The most pertinent item we found, scouring our library for clues and characters, was this unfinished journal. It seems to have been written by a nerd—I mean, an enthusiast—and describes an encounter in a nameless, mapless glade. The writer meets a trio of smallish beasts, “the bastard children of dragon and spider.” Limbs and features “at home on beetles, mantises, wyrms.”

“They were weaving, it looked like, and digging patterns into the earth, turning the soil up, and marking it with pigments scraped off their own underbellies.

They noticed me. It was unavoidable. Three sets of eyes turned on me: six eyes in this face, five in this one, one eye on the largest of them, a long-limbed, bony creature with armored joints.

I looked in those eyes expecting to see nothing. The mute marble orbs of an animal, a drone. What I saw instead was coyness. Deliberation. The turbid fire of dreamers, thinkers, artists.

The skinny cyclopean nightmare hooted from its horned mouth and wrapped itself in its clear glass wings.

And later I woke, far from the spot, by a lakeside. A travelling leather merchant saw me attempting to drown myself in the water, pulled me ashore. I came out of it like a man rising from a night-terror.

And I was both relieved and inexplicably heartbroken.”

The journal goes on to describe other travels and observations, many of them unbelievable or marred by clear exaggeration, but this account, at least, seems consistent with sightings we’ve had, or thought we’d had.

Opinion ranges, but we believe the variance in Thrixl morphology can be tied to family traits. Sort of like humans. There is a relatedness that feels in part deliberate and in part organic to their natures. It must be stressed that despite the dramatic difference, we feel a latent singularity ties these beings together, as if deep in them is a composition that is identical, and changeless, uniting them even as they grow to varied size and display such contrasting traits.

Not much is known about... well the big ones. Rumor paints them similarly, both dragon-esque and arachnid, insectoid, vaguely animal. Appendages both real and spectral. The most troubling thing we’ve observed is how seamless and natural this amalgamation grows on the eye, as if each aspect belonged first and only to them, and it only takes seeing to realize it.

Kralar is said to have once walked among them. He wrote this one cryptic line, a message to his order:

“These are the askew arguments of warped gods who one day compromised and birthed to creation every inkling and inspiration their combined perversity could muster.”

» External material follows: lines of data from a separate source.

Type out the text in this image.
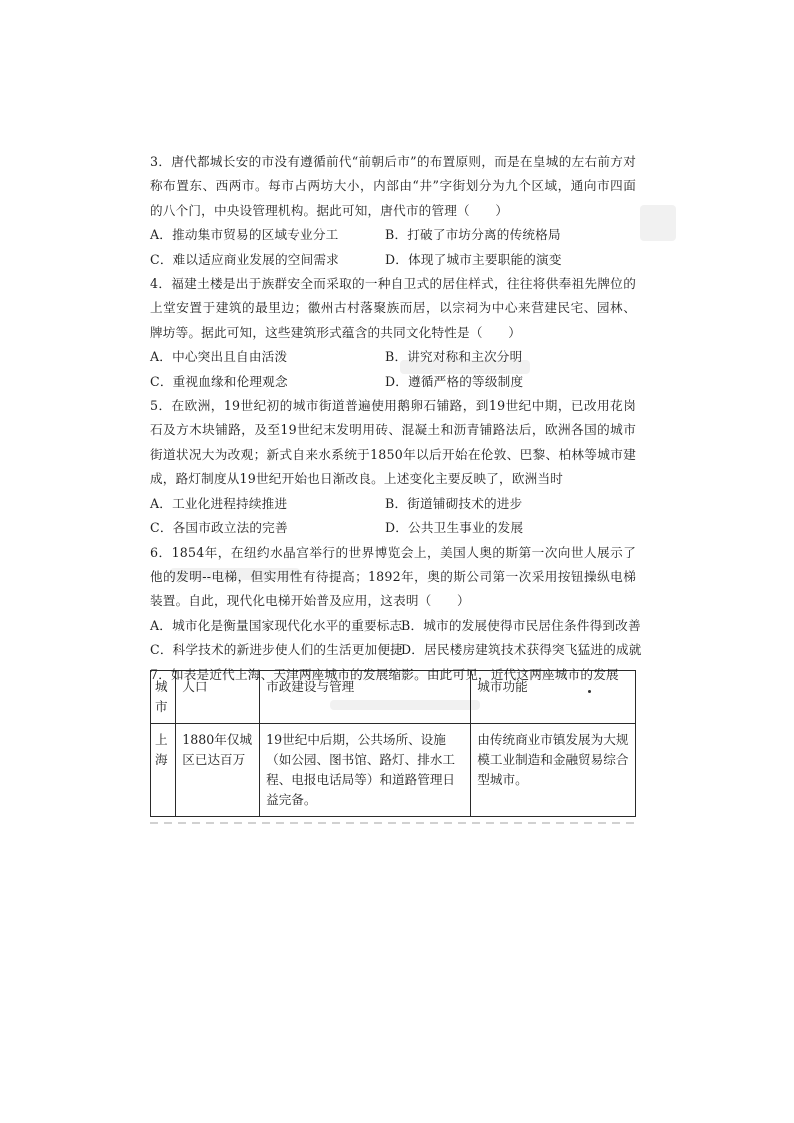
3．唐代都城长安的市没有遵循前代“前朝后市”的布置原则，而是在皇城的左右前方对称布置东、西两市。每市占两坊大小，内部由“井”字街划分为九个区域，通向市四面的八个门，中央设管理机构。据此可知，唐代市的管理（　　）

A．推动集市贸易的区域专业分工	B．打破了市坊分离的传统格局
C．难以适应商业发展的空间需求	D．体现了城市主要职能的演变

4．福建土楼是出于族群安全而采取的一种自卫式的居住样式，往往将供奉祖先牌位的上堂安置于建筑的最里边；徽州古村落聚族而居，以宗祠为中心来营建民宅、园林、牌坊等。据此可知，这些建筑形式蕴含的共同文化特性是（　　）

A．中心突出且自由活泼	B．讲究对称和主次分明
C．重视血缘和伦理观念	D．遵循严格的等级制度

5．在欧洲，19世纪初的城市街道普遍使用鹅卵石铺路，到19世纪中期，已改用花岗石及方木块铺路，及至19世纪末发明用砖、混凝土和沥青铺路法后，欧洲各国的城市街道状况大为改观；新式自来水系统于1850年以后开始在伦敦、巴黎、柏林等城市建成，路灯制度从19世纪开始也日渐改良。上述变化主要反映了，欧洲当时

A．工业化进程持续推进	B．街道铺砌技术的进步
C．各国市政立法的完善	D．公共卫生事业的发展

6．1854年，在纽约水晶宫举行的世界博览会上，美国人奥的斯第一次向世人展示了他的发明--电梯，但实用性有待提高；1892年，奥的斯公司第一次采用按钮操纵电梯装置。自此，现代化电梯开始普及应用，这表明（　　）

A．城市化是衡量国家现代化水平的重要标志
B．城市的发展使得市民居住条件得到改善
C．科学技术的新进步使人们的生活更加便捷
D．居民楼房建筑技术获得突飞猛进的成就

7．如表是近代上海、天津两座城市的发展缩影。由此可见，近代这两座城市的发展

城市	人口	市政建设与管理	城市功能
上海	1880年仅城区已达百万	19世纪中后期，公共场所、设施（如公园、图书馆、路灯、排水工程、电报电话局等）和道路管理日益完备。	由传统商业市镇发展为大规模工业制造和金融贸易综合型城市。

A bit extreme, maybe, but the point is solid.

Habitat and Lifeways

The Thrixl dwell wherever they find a reason to, but seem to favor places they can brood undisturbed and spin great webs of dreams in their heads. It is not known what they eat, but the belief is around us how fog is: that they feed on emotion, on the force of livingness, whatever you call that. Souls? The word lacks passion. Passion is something the Thrixl harbor and thirst for and need. They stoke their imaginations on it, and more than anywhere else they seem to live in their imaginations.

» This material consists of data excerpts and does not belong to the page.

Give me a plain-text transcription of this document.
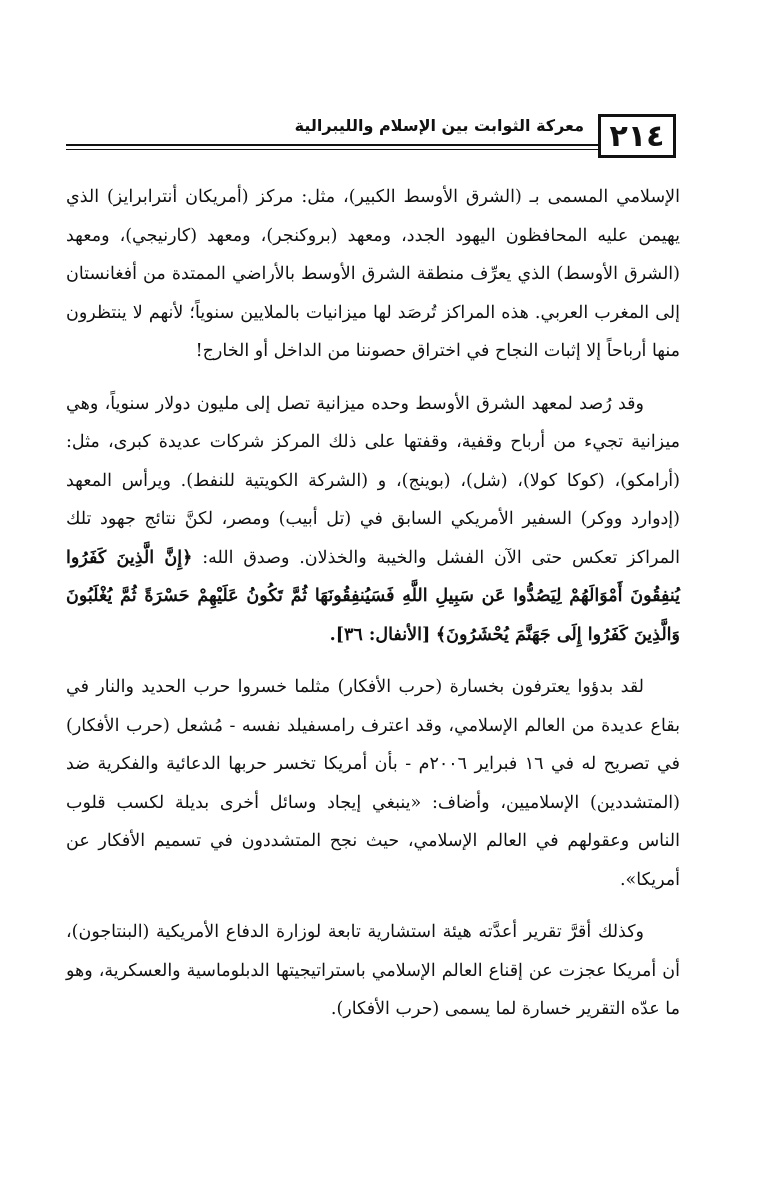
٢١٤
معركة الثوابت بين الإسلام والليبرالية

الإسلامي المسمى بـ (الشرق الأوسط الكبير)، مثل: مركز (أمريكان أنترابرايز) الذي يهيمن عليه المحافظون اليهود الجدد، ومعهد (بروكنجر)، ومعهد (كارنيجي)، ومعهد (الشرق الأوسط) الذي يعرِّف منطقة الشرق الأوسط بالأراضي الممتدة من أفغانستان إلى المغرب العربي. هذه المراكز تُرصَد لها ميزانيات بالملايين سنوياً؛ لأنهم لا ينتظرون منها أرباحاً إلا إثبات النجاح في اختراق حصوننا من الداخل أو الخارج!

وقد رُصد لمعهد الشرق الأوسط وحده ميزانية تصل إلى مليون دولار سنوياً، وهي ميزانية تجيء من أرباح وقفية، وقفتها على ذلك المركز شركات عديدة كبرى، مثل: (أرامكو)، (كوكا كولا)، (شل)، (بوينج)، و (الشركة الكويتية للنفط). ويرأس المعهد (إدوارد ووكر) السفير الأمريكي السابق في (تل أبيب) ومصر، لكنَّ نتائج جهود تلك المراكز تعكس حتى الآن الفشل والخيبة والخذلان. وصدق الله: ﴿إِنَّ الَّذِينَ كَفَرُوا يُنفِقُونَ أَمْوَالَهُمْ لِيَصُدُّوا عَن سَبِيلِ اللَّهِ فَسَيُنفِقُونَهَا ثُمَّ تَكُونُ عَلَيْهِمْ حَسْرَةً ثُمَّ يُغْلَبُونَ وَالَّذِينَ كَفَرُوا إِلَى جَهَنَّمَ يُحْشَرُونَ﴾ [الأنفال: ٣٦].

لقد بدؤوا يعترفون بخسارة (حرب الأفكار) مثلما خسروا حرب الحديد والنار في بقاع عديدة من العالم الإسلامي، وقد اعترف رامسفيلد نفسه - مُشعل (حرب الأفكار) في تصريح له في ١٦ فبراير ٢٠٠٦م - بأن أمريكا تخسر حربها الدعائية والفكرية ضد (المتشددين) الإسلاميين، وأضاف: «ينبغي إيجاد وسائل أخرى بديلة لكسب قلوب الناس وعقولهم في العالم الإسلامي، حيث نجح المتشددون في تسميم الأفكار عن أمريكا».

وكذلك أقرَّ تقرير أعدَّته هيئة استشارية تابعة لوزارة الدفاع الأمريكية (البنتاجون)، أن أمريكا عجزت عن إقناع العالم الإسلامي باستراتيجيتها الدبلوماسية والعسكرية، وهو ما عدّه التقرير خسارة لما يسمى (حرب الأفكار).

And they hold the power to turn the imagined into truth...

As you might surmise, the lairs of the Thrixl are afflicting strange to the human eye.

They grow like warped opera-houses somehow native with the rock, the trees, and the earth. They teem with chambers holding scenes out of someone’s thoughtscape, themes made furniture, half-assembled backdrops for dramas that will never play. Tied together with threads, the floors and walls spread with indecipherable vagrant murals. Phantom actors sometimes drip past reality, pressing their faces to the planar glass, and shouting lines off crazed scripts from the depths of whatever beyondering they inhabit.

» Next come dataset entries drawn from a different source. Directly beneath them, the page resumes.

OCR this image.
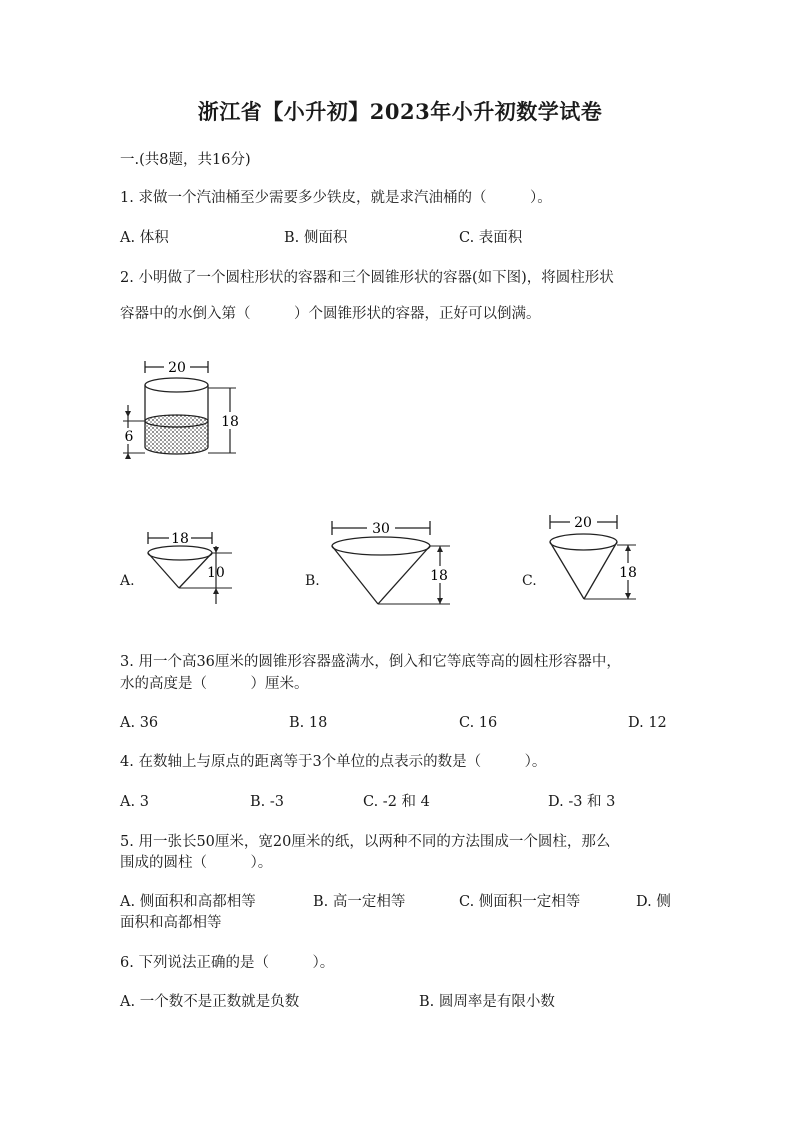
浙江省【小升初】2023年小升初数学试卷
一.(共8题，共16分)
1. 求做一个汽油桶至少需要多少铁皮，就是求汽油桶的（　　　）。
A. 体积	B. 侧面积	C. 表面积
2. 小明做了一个圆柱形状的容器和三个圆锥形状的容器(如下图)，将圆柱形状
容器中的水倒入第（　　　）个圆锥形状的容器，正好可以倒满。
20
18
6
A.
18
10	B.
30
18	C.
20
18
3. 用一个高36厘米的圆锥形容器盛满水，倒入和它等底等高的圆柱形容器中，
水的高度是（　　　）厘米。
A. 36	B. 18	C. 16	D. 12
4. 在数轴上与原点的距离等于3个单位的点表示的数是（　　　）。
A. 3	B. -3	C. -2 和 4	D. -3 和 3
5. 用一张长50厘米，宽20厘米的纸，以两种不同的方法围成一个圆柱，那么
围成的圆柱（　　　）。
A. 侧面积和高都相等	B. 高一定相等	C. 侧面积一定相等	D. 侧
面积和高都相等
6. 下列说法正确的是（　　　）。
A. 一个数不是正数就是负数	B. 圆周率是有限小数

Whether these places serve as necessary homes, or are merely the decorative diversions of creatures living in seclusion is unknown. What little we know of Thrixl mating is that it takes place in the untouchable mental troves of its participants. It’s thought that any number of Thrixl can join together in this ethereal space, and the dream they share is the life they create, and like an animated flame it crawls from its lofted perch down a wick of unreality into the stuff of being, and makes out of what matter it finds a carapace, and welds itself into the shape its fathers and mothers theorized it might... unless it doesn’t.